The Rabun County Public Library in Clayton, Georgia is cutting its hours effective July 1, 2009. The new hours will be from 9 a.m. to 6 p.m. Monday through Friday, and from 9 a.m. to 12 p.m. on Saturdays. Previously, the library had been open until 8 p.m. on Monday nights.
When asked why the hours had been changed, the staff responded that the decision had been made by the library’s Board of Trustees due to budgetary concerns. I did not speak with the library manager, however, and so I cannot say for certain exactly what the impetus is behind this change.
What I can say is that this seems to be a trend throughout the nation in light of the recent economic downturn and the resultant loss of tax revenue. For genealogists, especially those who work a different full-time job during the day, these reductions in service can prolong research which had previously been done during evening hours; such research must now be conducted on days off or during the odd Saturday when our children and grandchildren aren’t on the ball field or attending some other extra-curricular activity requiring parental involvement.
The more critical hit is to those who depend on libraries for services they could not afford on their own (e.g. reading material or computer access), especially at a time when so many have lost their only sources of income (in Rabun County, for example, the unemployment rate is estimated to be 11-13%).

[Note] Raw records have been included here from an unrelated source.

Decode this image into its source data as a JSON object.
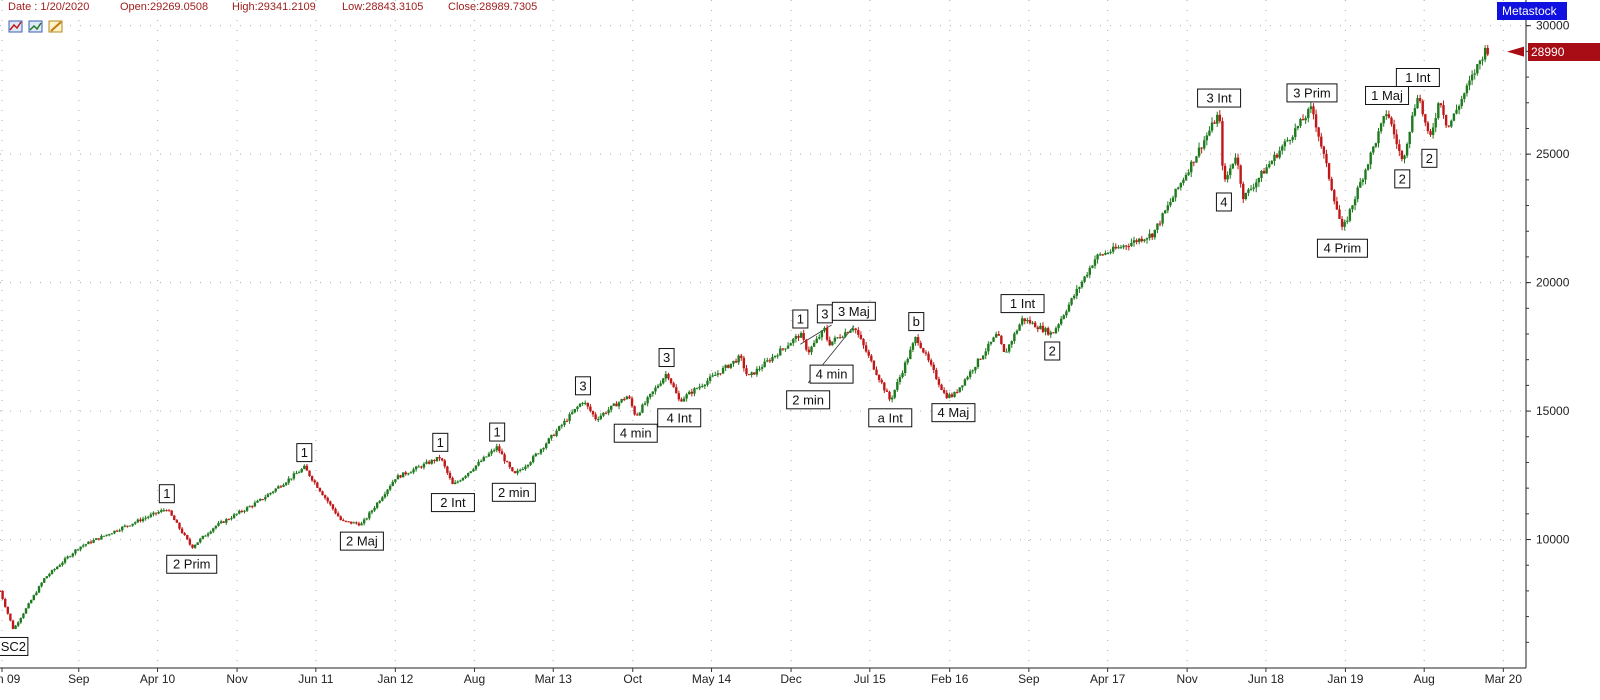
{
  "header": {
    "date": "Date : 1/20/2020",
    "open": "Open:29269.0508",
    "high": "High:29341.2109",
    "low": "Low:28843.3105",
    "close": "Close:28989.7305"
  },
  "brand": "Metastock",
  "last_price_tag": "28990",
  "colors": {
    "up": "#1f7a1f",
    "down": "#c01818",
    "grid": "#b8b8b8",
    "tag": "#a80c14",
    "brand": "#1010e0"
  },
  "toolbar_icons": [
    "chart-zoom-icon",
    "chart-scroll-icon",
    "chart-edit-icon"
  ],
  "chart_data": {
    "type": "line",
    "title": "",
    "x_ticks": [
      "n 09",
      "Sep",
      "Apr 10",
      "Nov",
      "Jun 11",
      "Jan 12",
      "Aug",
      "Mar 13",
      "Oct",
      "May 14",
      "Dec",
      "Jul 15",
      "Feb 16",
      "Sep",
      "Apr 17",
      "Nov",
      "Jun 18",
      "Jan 19",
      "Aug",
      "Mar 20"
    ],
    "y_ticks": [
      "30000",
      "25000",
      "20000",
      "15000",
      "10000"
    ],
    "ylim": [
      5000,
      31000
    ],
    "x_range": [
      "2009-02-01",
      "2020-05-01"
    ],
    "grid": true,
    "series": [
      {
        "x": [
          "2009-02-01",
          "2009-03-09",
          "2009-06-01",
          "2009-09-01",
          "2010-01-01",
          "2010-04-26",
          "2010-07-02",
          "2010-09-01",
          "2010-12-31",
          "2011-05-01",
          "2011-08-10",
          "2011-10-03",
          "2012-01-01",
          "2012-05-01",
          "2012-06-04",
          "2012-10-01",
          "2012-11-15",
          "2013-01-01",
          "2013-05-20",
          "2013-06-24",
          "2013-09-18",
          "2013-10-09",
          "2014-01-01",
          "2014-02-03",
          "2014-07-17",
          "2014-08-07",
          "2014-12-26",
          "2015-01-16",
          "2015-03-02",
          "2015-03-11",
          "2015-05-19",
          "2015-08-25",
          "2015-11-03",
          "2016-01-20",
          "2016-02-11",
          "2016-06-08",
          "2016-06-27",
          "2016-08-15",
          "2016-11-03",
          "2017-03-01",
          "2017-08-01",
          "2018-01-26",
          "2018-02-08",
          "2018-03-12",
          "2018-04-02",
          "2018-10-03",
          "2018-12-24",
          "2019-04-23",
          "2019-06-03",
          "2019-07-15",
          "2019-08-15",
          "2019-09-12",
          "2019-10-03",
          "2020-01-17",
          "2020-01-20"
        ],
        "y": [
          8000,
          6500,
          8500,
          9700,
          10500,
          11200,
          9700,
          10500,
          11500,
          12800,
          10700,
          10600,
          12400,
          13200,
          12100,
          13600,
          12500,
          13100,
          15400,
          14700,
          15600,
          14800,
          16500,
          15400,
          17100,
          16300,
          18000,
          17300,
          18200,
          17600,
          18300,
          15400,
          17900,
          15600,
          15600,
          18000,
          17200,
          18600,
          18000,
          21000,
          21900,
          26600,
          23800,
          25000,
          23300,
          26800,
          22000,
          26700,
          24700,
          27400,
          25500,
          27200,
          26000,
          29200,
          28990
        ]
      }
    ],
    "annotations": [
      {
        "text": "SC2",
        "x": "2009-03-09",
        "y": 6500,
        "pos": "below"
      },
      {
        "text": "1",
        "x": "2010-04-26",
        "y": 11200,
        "pos": "above"
      },
      {
        "text": "2 Prim",
        "x": "2010-07-02",
        "y": 9700,
        "pos": "below"
      },
      {
        "text": "1",
        "x": "2011-05-01",
        "y": 12800,
        "pos": "above"
      },
      {
        "text": "2 Maj",
        "x": "2011-10-03",
        "y": 10600,
        "pos": "below"
      },
      {
        "text": "1",
        "x": "2012-05-01",
        "y": 13200,
        "pos": "above"
      },
      {
        "text": "2 Int",
        "x": "2012-06-04",
        "y": 12100,
        "pos": "below"
      },
      {
        "text": "1",
        "x": "2012-10-01",
        "y": 13600,
        "pos": "above"
      },
      {
        "text": "2 min",
        "x": "2012-11-15",
        "y": 12500,
        "pos": "below"
      },
      {
        "text": "3",
        "x": "2013-05-20",
        "y": 15400,
        "pos": "above"
      },
      {
        "text": "4 min",
        "x": "2013-10-09",
        "y": 14800,
        "pos": "below"
      },
      {
        "text": "3",
        "x": "2013-12-31",
        "y": 16500,
        "pos": "above"
      },
      {
        "text": "4 Int",
        "x": "2014-02-03",
        "y": 15400,
        "pos": "below"
      },
      {
        "text": "1",
        "x": "2014-12-26",
        "y": 18000,
        "pos": "above"
      },
      {
        "text": "2 min",
        "x": "2015-01-16",
        "y": 16100,
        "pos": "below"
      },
      {
        "text": "3",
        "x": "2015-03-02",
        "y": 18200,
        "pos": "above"
      },
      {
        "text": "4 min",
        "x": "2015-03-20",
        "y": 17100,
        "pos": "below"
      },
      {
        "text": "3 Maj",
        "x": "2015-05-19",
        "y": 18300,
        "pos": "above"
      },
      {
        "text": "a Int",
        "x": "2015-08-25",
        "y": 15400,
        "pos": "below"
      },
      {
        "text": "b",
        "x": "2015-11-03",
        "y": 17900,
        "pos": "above"
      },
      {
        "text": "4 Maj",
        "x": "2016-02-11",
        "y": 15600,
        "pos": "below"
      },
      {
        "text": "1 Int",
        "x": "2016-08-15",
        "y": 18600,
        "pos": "above"
      },
      {
        "text": "2",
        "x": "2016-11-03",
        "y": 18000,
        "pos": "below"
      },
      {
        "text": "3 Int",
        "x": "2018-01-26",
        "y": 26600,
        "pos": "above"
      },
      {
        "text": "4",
        "x": "2018-02-08",
        "y": 23800,
        "pos": "below"
      },
      {
        "text": "3 Prim",
        "x": "2018-10-03",
        "y": 26800,
        "pos": "above"
      },
      {
        "text": "4 Prim",
        "x": "2018-12-24",
        "y": 22000,
        "pos": "below"
      },
      {
        "text": "1 Maj",
        "x": "2019-04-23",
        "y": 26700,
        "pos": "above"
      },
      {
        "text": "2",
        "x": "2019-06-03",
        "y": 24700,
        "pos": "below"
      },
      {
        "text": "1 Int",
        "x": "2019-07-15",
        "y": 27400,
        "pos": "above"
      },
      {
        "text": "2",
        "x": "2019-08-15",
        "y": 25500,
        "pos": "below"
      }
    ],
    "trendlines": [
      {
        "from": {
          "x": "2015-01-16",
          "y": 16100
        },
        "to": {
          "x": "2015-05-19",
          "y": 18300
        }
      },
      {
        "from": {
          "x": "2014-12-26",
          "y": 17600
        },
        "to": {
          "x": "2015-03-20",
          "y": 18350
        }
      }
    ]
  }
}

Others affected by this change are students whose parents work during the day, but who have school projects assigned during the week requiring resources found only at the library. Unfortunately, the few hours that most small libraries are open on Saturdays are often not enough to serve the needs of the members of the community who cannot use the library during weekdays, for whatever reason.
No matter how small, all libraries serve as centers of education and knowledge to their community; any reduction of services is therefore harmful to the citizens they serve. Here in Rabun County, we have strong public and private educational systems, and a community that recognizes the importance of these institutions. Other areas are not as fortunate, yet their libraries are still an integral and necessary public body. At a time when education, both formal and informal, is key to the success of the individual and, therefore, the community at large, can we really afford to cut funding for our public libraries?